Singletary v Residential Mgt. Inc.
2022 NY Slip Op 22387 [77 Misc 3d 20]
Accepted for Miscellaneous Reports Publication
Supreme Court, Appellate Term, First Department
Published by New York State Law Reporting Bureau pursuant to Judiciary Law § 431.
As corrected through Wednesday, March 1, 2023


[*1]
Shakesque Singletary, Respondent,
v
Residential Management Inc. et al., Appellants, et al., Respondent.

Supreme Court, Appellate Term, First Department, December 20, 2022

APPEARANCES OF COUNSEL

David Berger, New York City, for appellants.

Shakesque Singletary, respondent pro se.

Diana Lawless, New York City, for Department of Housing Preservation and Development, respondent.

{**77 Misc 3d at 21} OPINION OF THE COURT
Per Curiam.

Appeal from "decision/order" (Jack Stoller, J.), entered on or about November 25, 2019, deemed an appeal from the ensuing judgment (same court and judge), entered on or about November 26, 2019, and so considered (see CPLR 5520 [c]), judgment affirmed, with $25 costs.

The determination rendered by a hearing court is entitled to great deference on appeal and will not be set aside unless such determination could not have been reached under any fair interpretation of the evidence (see Claridge Gardens v Menotti, 160 AD2d 544 [1990]). Here, respondents landlords' liability for civil penalties was firmly established by the hearing evidence, including petitioner tenant's testimony, photographs, and HPD's subsequent inspections, which fully supports the trial court's finding that respondents failed to correct certain violations cited in the May 3, 2019 consent order. Nor did respondents establish their defense of lack of access by a preponderance of the evidence, since the record supports the hearing court's express conclusion that the May 2019 order "contained no less than four access dates," that "none of respondents' [*2]witnesses testified that respondent could not get access on the scheduled dates" and that "respondents' contractor, the manager, and respondents' worker all testified that they did work in the subject premises, which is not consistent with respondents' position that petitioner denied access."

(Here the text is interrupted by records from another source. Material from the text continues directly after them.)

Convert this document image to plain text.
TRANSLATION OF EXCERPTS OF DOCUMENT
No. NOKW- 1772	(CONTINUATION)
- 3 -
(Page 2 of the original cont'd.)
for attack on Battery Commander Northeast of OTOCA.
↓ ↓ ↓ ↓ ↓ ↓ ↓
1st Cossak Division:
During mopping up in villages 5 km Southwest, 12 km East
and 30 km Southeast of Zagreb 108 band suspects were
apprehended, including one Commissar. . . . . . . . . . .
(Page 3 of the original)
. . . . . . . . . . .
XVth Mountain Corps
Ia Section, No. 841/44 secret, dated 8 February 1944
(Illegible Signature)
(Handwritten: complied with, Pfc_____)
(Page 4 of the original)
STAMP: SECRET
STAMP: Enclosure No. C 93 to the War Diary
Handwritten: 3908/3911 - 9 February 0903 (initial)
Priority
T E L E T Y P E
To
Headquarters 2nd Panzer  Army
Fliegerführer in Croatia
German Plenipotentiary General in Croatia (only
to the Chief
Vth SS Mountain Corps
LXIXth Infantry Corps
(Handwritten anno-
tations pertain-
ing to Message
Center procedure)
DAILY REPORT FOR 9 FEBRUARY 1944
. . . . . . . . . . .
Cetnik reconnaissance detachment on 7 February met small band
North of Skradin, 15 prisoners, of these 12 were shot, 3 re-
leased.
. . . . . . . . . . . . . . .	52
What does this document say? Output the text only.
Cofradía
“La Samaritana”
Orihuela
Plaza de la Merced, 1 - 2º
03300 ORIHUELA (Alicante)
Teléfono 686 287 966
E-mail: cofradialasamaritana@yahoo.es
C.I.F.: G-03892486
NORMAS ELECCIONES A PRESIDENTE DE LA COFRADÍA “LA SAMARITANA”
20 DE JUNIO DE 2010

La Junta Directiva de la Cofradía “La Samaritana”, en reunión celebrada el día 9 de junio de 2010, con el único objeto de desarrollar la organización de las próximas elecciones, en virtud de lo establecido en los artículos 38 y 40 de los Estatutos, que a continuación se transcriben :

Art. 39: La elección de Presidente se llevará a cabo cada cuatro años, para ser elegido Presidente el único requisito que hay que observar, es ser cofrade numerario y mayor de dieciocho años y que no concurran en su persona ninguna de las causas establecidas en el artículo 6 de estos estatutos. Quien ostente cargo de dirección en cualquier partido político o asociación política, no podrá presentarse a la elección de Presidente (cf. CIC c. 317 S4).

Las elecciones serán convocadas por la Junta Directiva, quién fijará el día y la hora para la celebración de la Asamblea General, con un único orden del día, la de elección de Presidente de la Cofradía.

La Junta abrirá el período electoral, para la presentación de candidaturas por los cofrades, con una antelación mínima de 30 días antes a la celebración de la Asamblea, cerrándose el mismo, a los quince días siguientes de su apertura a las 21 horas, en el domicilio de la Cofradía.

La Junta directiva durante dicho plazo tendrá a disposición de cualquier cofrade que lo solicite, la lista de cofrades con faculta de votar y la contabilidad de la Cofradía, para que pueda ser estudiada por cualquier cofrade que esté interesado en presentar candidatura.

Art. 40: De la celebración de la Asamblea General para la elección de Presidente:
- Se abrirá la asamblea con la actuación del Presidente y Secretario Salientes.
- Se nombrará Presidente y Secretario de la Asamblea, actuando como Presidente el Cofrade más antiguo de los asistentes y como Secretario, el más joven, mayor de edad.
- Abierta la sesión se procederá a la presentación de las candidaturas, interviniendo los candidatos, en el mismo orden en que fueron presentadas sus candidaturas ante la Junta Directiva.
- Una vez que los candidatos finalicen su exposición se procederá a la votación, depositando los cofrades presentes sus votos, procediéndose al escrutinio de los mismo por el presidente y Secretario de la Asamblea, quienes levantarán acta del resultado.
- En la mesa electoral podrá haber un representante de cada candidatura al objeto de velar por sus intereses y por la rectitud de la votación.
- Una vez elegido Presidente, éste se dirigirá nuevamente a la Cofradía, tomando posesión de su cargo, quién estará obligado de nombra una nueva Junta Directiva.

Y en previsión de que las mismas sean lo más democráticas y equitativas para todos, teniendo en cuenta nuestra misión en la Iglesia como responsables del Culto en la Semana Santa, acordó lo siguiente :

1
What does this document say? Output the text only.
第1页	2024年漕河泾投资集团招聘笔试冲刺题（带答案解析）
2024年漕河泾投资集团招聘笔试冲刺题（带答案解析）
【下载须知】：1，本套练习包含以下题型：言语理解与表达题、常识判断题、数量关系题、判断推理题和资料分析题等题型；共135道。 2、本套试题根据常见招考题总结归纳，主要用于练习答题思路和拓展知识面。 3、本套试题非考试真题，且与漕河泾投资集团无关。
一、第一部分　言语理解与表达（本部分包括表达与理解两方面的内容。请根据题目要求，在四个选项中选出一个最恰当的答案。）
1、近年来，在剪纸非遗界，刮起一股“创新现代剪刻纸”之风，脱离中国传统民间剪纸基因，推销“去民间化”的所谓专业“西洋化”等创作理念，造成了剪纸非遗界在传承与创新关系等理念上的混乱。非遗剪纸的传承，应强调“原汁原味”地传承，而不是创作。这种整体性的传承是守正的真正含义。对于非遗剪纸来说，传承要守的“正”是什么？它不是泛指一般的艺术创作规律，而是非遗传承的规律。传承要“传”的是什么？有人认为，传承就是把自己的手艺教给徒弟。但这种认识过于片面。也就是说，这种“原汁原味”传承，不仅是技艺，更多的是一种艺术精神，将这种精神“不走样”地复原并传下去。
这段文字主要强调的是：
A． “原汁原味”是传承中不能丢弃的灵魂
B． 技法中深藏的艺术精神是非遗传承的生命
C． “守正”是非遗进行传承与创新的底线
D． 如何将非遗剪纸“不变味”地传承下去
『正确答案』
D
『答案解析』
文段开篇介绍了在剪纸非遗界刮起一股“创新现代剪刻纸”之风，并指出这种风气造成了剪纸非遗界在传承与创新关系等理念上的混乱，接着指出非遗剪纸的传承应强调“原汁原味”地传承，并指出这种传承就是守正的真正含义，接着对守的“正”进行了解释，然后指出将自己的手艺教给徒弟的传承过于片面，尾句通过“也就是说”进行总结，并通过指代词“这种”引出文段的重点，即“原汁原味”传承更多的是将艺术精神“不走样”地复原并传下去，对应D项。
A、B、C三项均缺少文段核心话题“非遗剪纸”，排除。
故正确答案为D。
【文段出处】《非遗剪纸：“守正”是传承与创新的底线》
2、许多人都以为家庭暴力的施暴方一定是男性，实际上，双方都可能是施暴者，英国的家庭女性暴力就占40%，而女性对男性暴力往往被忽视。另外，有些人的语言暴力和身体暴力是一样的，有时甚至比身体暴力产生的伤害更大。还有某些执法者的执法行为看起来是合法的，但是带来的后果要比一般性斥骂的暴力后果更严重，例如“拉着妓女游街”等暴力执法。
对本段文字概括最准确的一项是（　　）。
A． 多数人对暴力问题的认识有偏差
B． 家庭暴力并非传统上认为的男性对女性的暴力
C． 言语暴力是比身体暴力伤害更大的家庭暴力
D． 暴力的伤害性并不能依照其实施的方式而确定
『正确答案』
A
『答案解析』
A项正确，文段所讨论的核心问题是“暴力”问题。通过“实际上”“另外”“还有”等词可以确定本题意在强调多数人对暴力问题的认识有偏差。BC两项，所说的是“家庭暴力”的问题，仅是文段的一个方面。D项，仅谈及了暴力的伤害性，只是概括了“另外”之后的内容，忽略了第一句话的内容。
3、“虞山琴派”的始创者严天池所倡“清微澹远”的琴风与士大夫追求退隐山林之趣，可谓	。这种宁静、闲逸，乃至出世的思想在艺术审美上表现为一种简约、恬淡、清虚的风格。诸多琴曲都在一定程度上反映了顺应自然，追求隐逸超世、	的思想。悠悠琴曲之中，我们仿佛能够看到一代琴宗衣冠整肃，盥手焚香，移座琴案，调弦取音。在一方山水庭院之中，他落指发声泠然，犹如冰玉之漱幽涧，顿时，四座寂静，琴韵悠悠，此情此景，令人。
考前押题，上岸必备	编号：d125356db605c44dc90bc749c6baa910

Respondents' argument that the civil penalties imposed (see Administrative Code of City of NY § 27-2115 [a]) violated the Excessive Fines Clause of the Eighth Amendment of the United States Constitution is unpreserved (see Matter of People v Orbital{**77 Misc 3d at 22}Publ. Group, Inc., 193 AD3d 661 [2021]; Matter of Franklin St. Realty Corp. v NYC Envtl. Control Bd., 164 AD3d 19, 30 [2018], affd 34 NY3d 600 [2019]) and in any event without merit. The Excessive Fines Clause is inapplicable because the penalty serves a remedial, rather than punitive, purpose, as it is intended to coerce property owners to comply with housing maintenance standards (see generally Matter of Tiwari v City of New York, 190 AD3d 442 [2021]). Even if the Excessive Fines Clause applied, the penalty schedule contained in Administrative Code § 27-2115—which classifies violations by their seriousness and accordingly varies the time landlords are allotted to correct them—was not "grossly disproportional to the gravity of [the] offense" (see County of Nassau v Canavan, 1 NY3d 134, 140 [2003] [internal quotation marks and citation omitted]), i.e. the fine does not "notably exceed[ ] in amount that which is reasonable, usual, proper or just" (Matter of Prince v City of New York, 108 AD3d 114, 119 [2013] [internal quotation marks and citation omitted]; see Matter of Department of Hous. Preserv. & Dev. of City of N.Y. v Deka Realty Corp., 208 AD2d 37, 45-46, 51 [1995]), and respondents had the ability to mitigate the accrual of the fines by immediately correcting the violations (see Matter of Franklin St. Realty Corp. v NYC Envtl. Control Bd., 164 AD3d at 30; OTR Media Group, Inc. v City of New York, 83 AD3d 451, 454 [2011]).

Brigantti, J.P., Hagler and Tisch, JJ., concur.